Tak się zapętliłam na zachwycaniu się moim aniołem stróżem, że dopiero po kilku sekundach pojęłam, dlaczego jest taki zdenerwowany. Jeśli snajper przestał strzelać, mógł się szykować do bezpośredniego ataku. To dlatego blondyn kazał mi leżeć na podłodze, a sam nie przestawał monitorować okolicy.
Tym razem panika nie wróciła. W przedziwny sposób obecność jasnowłosego przystojniaka nadal działała kojąco.
A jeszcze bardziej kojąco podziałał dźwięk, który właśnie wówczas usłyszałam. Najpierw cichy, odległy i narastający z każdą sekundą. Dźwięk syren policyjnych. Bardzo wielu syren. Najpiękniejsza melodia, jaką kiedykolwiek słyszałam.
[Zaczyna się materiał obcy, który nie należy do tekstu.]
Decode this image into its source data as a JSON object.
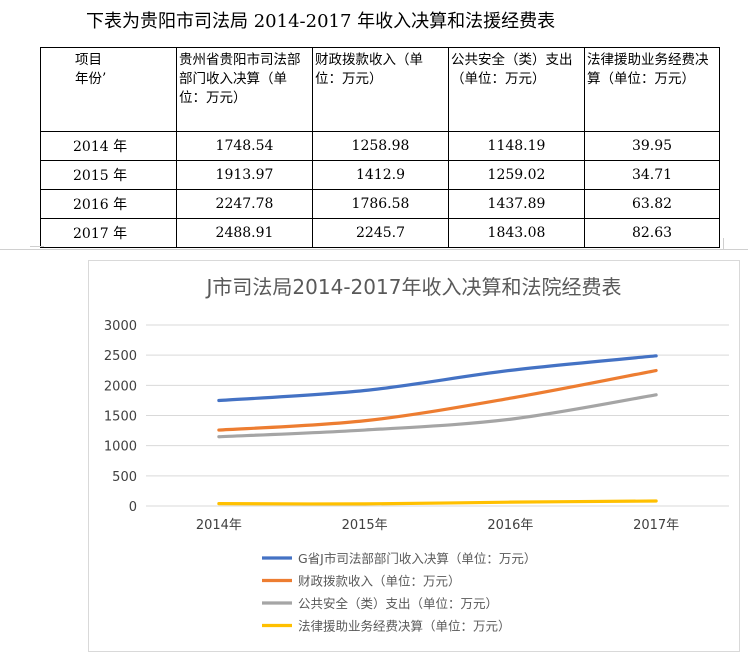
{
  "doc_title": "下表为贵阳市司法局 2014-2017 年收入决算和法援经费表",
  "table": {
    "corner_line1": "项目",
    "corner_line2": "年份’",
    "headers": [
      "贵州省贵阳市司法部部门收入决算（单位：万元）",
      "财政拨款收入（单位：万元）",
      "公共安全（类）支出（单位：万元）",
      "法律援助业务经费决算（单位：万元）"
    ],
    "rows": [
      {
        "year": "2014 年",
        "cells": [
          "1748.54",
          "1258.98",
          "1148.19",
          "39.95"
        ]
      },
      {
        "year": "2015 年",
        "cells": [
          "1913.97",
          "1412.9",
          "1259.02",
          "34.71"
        ]
      },
      {
        "year": "2016 年",
        "cells": [
          "2247.78",
          "1786.58",
          "1437.89",
          "63.82"
        ]
      },
      {
        "year": "2017 年",
        "cells": [
          "2488.91",
          "2245.7",
          "1843.08",
          "82.63"
        ]
      }
    ]
  },
  "chart_data": {
    "type": "line",
    "title": "J市司法局2014-2017年收入决算和法院经费表",
    "categories": [
      "2014年",
      "2015年",
      "2016年",
      "2017年"
    ],
    "ylim": [
      0,
      3000
    ],
    "yticks": [
      "0",
      "500",
      "1000",
      "1500",
      "2000",
      "2500",
      "3000"
    ],
    "grid": true,
    "legend_position": "bottom",
    "series": [
      {
        "name": "G省J市司法部部门收入决算（单位：万元）",
        "color": "#4472C4",
        "values": [
          1748.54,
          1913.97,
          2247.78,
          2488.91
        ]
      },
      {
        "name": "财政拨款收入（单位：万元）",
        "color": "#ED7D31",
        "values": [
          1258.98,
          1412.9,
          1786.58,
          2245.7
        ]
      },
      {
        "name": "公共安全（类）支出（单位：万元）",
        "color": "#A5A5A5",
        "values": [
          1148.19,
          1259.02,
          1437.89,
          1843.08
        ]
      },
      {
        "name": "法律援助业务经费决算（单位：万元）",
        "color": "#FFC000",
        "values": [
          39.95,
          34.71,
          63.82,
          82.63
        ]
      }
    ]
  }
}
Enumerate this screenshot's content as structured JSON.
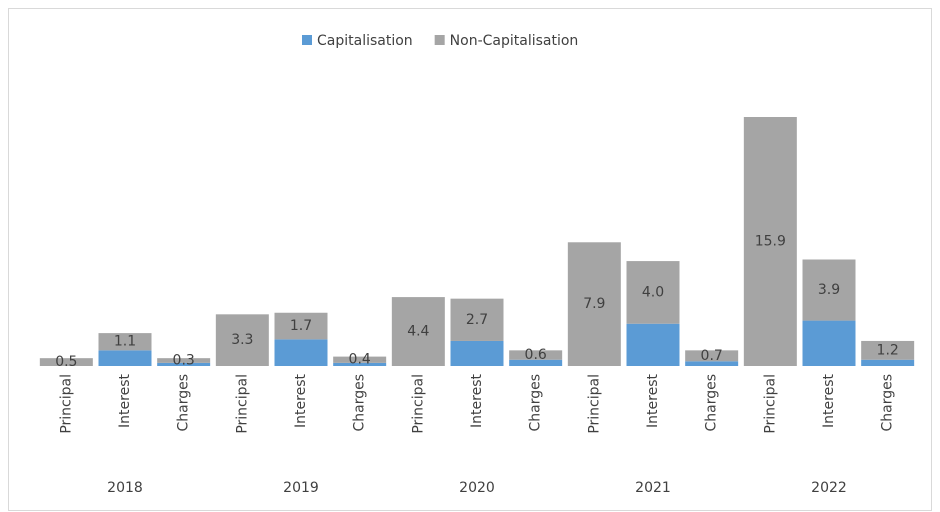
{
  "chart_data": {
    "type": "bar",
    "stacked": true,
    "categories": [
      "Principal",
      "Interest",
      "Charges",
      "Principal",
      "Interest",
      "Charges",
      "Principal",
      "Interest",
      "Charges",
      "Principal",
      "Interest",
      "Charges",
      "Principal",
      "Interest",
      "Charges"
    ],
    "groups": [
      "2018",
      "2019",
      "2020",
      "2021",
      "2022"
    ],
    "legend": "top",
    "series": [
      {
        "name": "Capitalisation",
        "color": "#5b9bd5",
        "values": [
          0,
          1.0,
          0.2,
          0,
          1.7,
          0.2,
          0,
          1.6,
          0.4,
          0,
          2.7,
          0.3,
          0,
          2.9,
          0.4
        ]
      },
      {
        "name": "Non-Capitalisation",
        "color": "#a5a5a5",
        "values": [
          0.5,
          1.1,
          0.3,
          3.3,
          1.7,
          0.4,
          4.4,
          2.7,
          0.6,
          7.9,
          4.0,
          0.7,
          15.9,
          3.9,
          1.2
        ],
        "value_labels": [
          "0.5",
          "1.1",
          "0.3",
          "3.3",
          "1.7",
          "0.4",
          "4.4",
          "2.7",
          "0.6",
          "7.9",
          "4.0",
          "0.7",
          "15.9",
          "3.9",
          "1.2"
        ]
      }
    ]
  }
}
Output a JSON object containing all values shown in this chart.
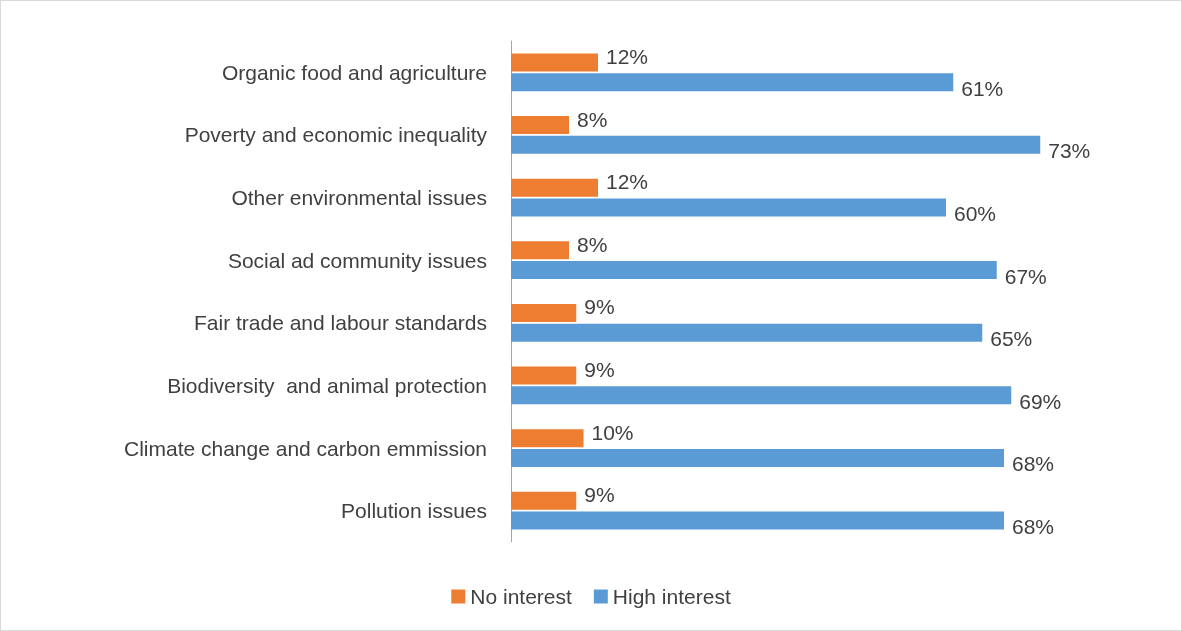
{
  "chart_data": {
    "type": "bar",
    "orientation": "horizontal",
    "categories": [
      "Organic food and agriculture",
      "Poverty and economic inequality",
      "Other environmental issues",
      "Social ad community issues",
      "Fair trade and labour standards",
      "Biodiversity  and animal protection",
      "Climate change and carbon emmission",
      "Pollution issues"
    ],
    "series": [
      {
        "name": "No interest",
        "color": "#ed7d31",
        "values": [
          12,
          8,
          12,
          8,
          9,
          9,
          10,
          9
        ],
        "value_labels": [
          "12%",
          "8%",
          "12%",
          "8%",
          "9%",
          "9%",
          "10%",
          "9%"
        ]
      },
      {
        "name": "High interest",
        "color": "#5b9bd5",
        "values": [
          61,
          73,
          60,
          67,
          65,
          69,
          68,
          68
        ],
        "value_labels": [
          "61%",
          "73%",
          "60%",
          "67%",
          "65%",
          "69%",
          "68%",
          "68%"
        ]
      }
    ],
    "legend": "bottom"
  }
}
Cztery godziny później, kiedy adrenalina już opadła, a mój organizm przezwyciężył następujące po niej zmęczenie, siedziałam przy zawalonym teczkami biurku i patrzyłam przez przeszklone wejście do pokoju obok, jak potężny ciemnoskóry mężczyzna ochrzania mojego wybawcę. Mogłam już normalnie oddychać, ręce przestały mi się trząść i nie płakałam na każde wspomnienie ciała Jacka pakowanego do czarnego worka. Starałam się o tym nie myśleć i w tym celu skupiałam wzrok na akcji w pomieszczeniu, na którego drzwiach napisano Kapitan L. Travis. Tak nazywał się ciemnoskóry mężczyzna. Zdaje się, że był przełożonym przystojnego blondyna. Odkąd Travis pojawił się na lotnisku, wciąż rozstawiał wszystkich po kątach. A gdy dotarliśmy na komisariat, zamknął się z blondynem i rozpoczął przedstawienie dla reszty policjantów.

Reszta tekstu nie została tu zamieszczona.